Saturday, May 28, 2022

A New Time for an Old Read

 As a writer, I advise newbies to read, read, read, and I find myself laboring to abide by what I'm telling others to do. My excuse is that I sit at the laptop all day, writing and editing, and in spare moments, it's too easy to zone out watching YouTube or Netflix. Reading for the sake of losing myself in a good story has become a challenge. I fondly remember my years in high school when I could spend the better part of evenings and weekends devouring the works of Leon Uris, James Clavell, John D MacDonald, Harold Robbins, and Arthur C Clarke. Feeling the need for such literary stimulation (okay, Harold Robbins would've chafed at being labeled "literary" but he did make bank with his writing), I decided to return to an old favorite, West With The Night, a memoir by Beryl Markham. In her day she was a renowned horse trainer and an accomplished pilot, being the first aviator to fly solo across the Atlantic, east to west. Interestingly, I found out that two friends were also reading this same title.

Markham starts by describing her experience as an African bush pilot, then shifts into her backstory as a young girl living on a farm hacked out of the Kenyan bush, chronicling a life that seems more fantastic than any CGI adventure offered by Hollywood. In one episode, she skips school, and accompanied by her dog, joins a hunt with the local Masai. When they fell a reed-buck, it's up to Markham and one of the boys to skin and butcher the animal, which they feed to the hunting dogs. Later, the hunting party confronts a lion, and thankfully, after the lion and the Masai leader, Arab Maini, signal that they won't back down from a fight, the two sides retreat and go about their business. Markham fantasizes about saving the day with her trusty spear. She then sets her dog loose to chase warthogs, an exceptionally dangerous and cunning adversary. Not wanting to lose her faithful dog, she searches and discovers him, gravely wounded and next to a warthog vanquished after a ferocious battle. She won't abandon her dog and decides to spend the night alone with him in the jungle. She wears shorts and describes how her legs bleed from cuts inflicted by thorns and elephant grass. Arab Maini finds Markham. He is naked, having wrapped his simple robe about his arm to free his movements. The images overwhelmed me. Markham, an adolescent white girl in the African wilderness, with no water and no food, tending to her dog, so badly injured that his ribs are showing, spending the night with an unclothed man and and yet there's an innocent Eden-esque naturalism about it. 

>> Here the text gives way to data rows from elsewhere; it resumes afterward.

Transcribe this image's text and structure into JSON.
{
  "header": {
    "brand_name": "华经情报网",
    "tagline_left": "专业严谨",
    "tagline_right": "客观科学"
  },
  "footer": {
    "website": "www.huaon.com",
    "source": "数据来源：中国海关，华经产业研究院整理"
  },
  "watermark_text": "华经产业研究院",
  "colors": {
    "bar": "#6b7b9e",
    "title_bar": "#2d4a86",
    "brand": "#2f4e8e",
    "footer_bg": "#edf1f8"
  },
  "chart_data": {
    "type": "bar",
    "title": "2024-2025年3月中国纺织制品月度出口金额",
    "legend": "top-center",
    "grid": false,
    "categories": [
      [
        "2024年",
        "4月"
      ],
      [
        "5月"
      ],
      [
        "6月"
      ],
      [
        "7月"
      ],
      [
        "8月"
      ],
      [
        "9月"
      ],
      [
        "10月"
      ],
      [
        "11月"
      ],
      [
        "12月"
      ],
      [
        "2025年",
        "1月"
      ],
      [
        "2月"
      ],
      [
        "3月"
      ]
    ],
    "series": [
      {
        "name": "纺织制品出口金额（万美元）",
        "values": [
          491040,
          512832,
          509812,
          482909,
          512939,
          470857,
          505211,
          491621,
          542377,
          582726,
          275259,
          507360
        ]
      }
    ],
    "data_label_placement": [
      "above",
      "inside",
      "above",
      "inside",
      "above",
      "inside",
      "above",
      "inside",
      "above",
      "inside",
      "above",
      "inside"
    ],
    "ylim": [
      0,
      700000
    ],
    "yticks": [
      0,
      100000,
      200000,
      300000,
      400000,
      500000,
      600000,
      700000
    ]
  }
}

As a teenage horse trainer, Markham relates treading barefoot through stables that need mucking and shares her trials of being bitten and thrown, even knocked unconscious against a tree, and having to convalesce for several days before returning to work. Throughout the memoir, she describes the environment with keen reverence and others with a profound understanding, always with empathy and without rancor. What a difference to today's verbal barf-fest on social media. However, Markham's no pollyanna about life's difficulties, showing her father worrying and toiling to save his farm as drought ravaged about them, only to lose everything. As marvelous as her anecdotes are, what makes her narrative sparkle is her extraordinary prose. Of the effect of World War One upon her community, she writes: 

"The days that marked the war went on like the ticking of a clock that had no face and showed no time."

To say that she was a superb writer would be too flimsy of an accolade. Ernest Hemingway, who seldom expressed praise of any writer, wrote this about Markham:

"I knew her fairly well in Africa and never would have suspected that she could and would put pen to paper except to write in her flyer's log book. As it is, she has written so well, and marvelously well, that I was completely ashamed of myself as a writer. I felt that I was simply a carpenter with words, picking up whatever was furnished on the job and some times making an okay pig pen...(she) can write rings around all of us who consider ourselves writers."

2 comments:

Anna said...

Thanks for the reminder, Mario. Our public library has West with the Night. Time for a reread. (And I can't help noticing that Markham did all that without social media standing between her and direct experience of the world....)

Mario Acevedo said...

So true. And yet here we are, on social media.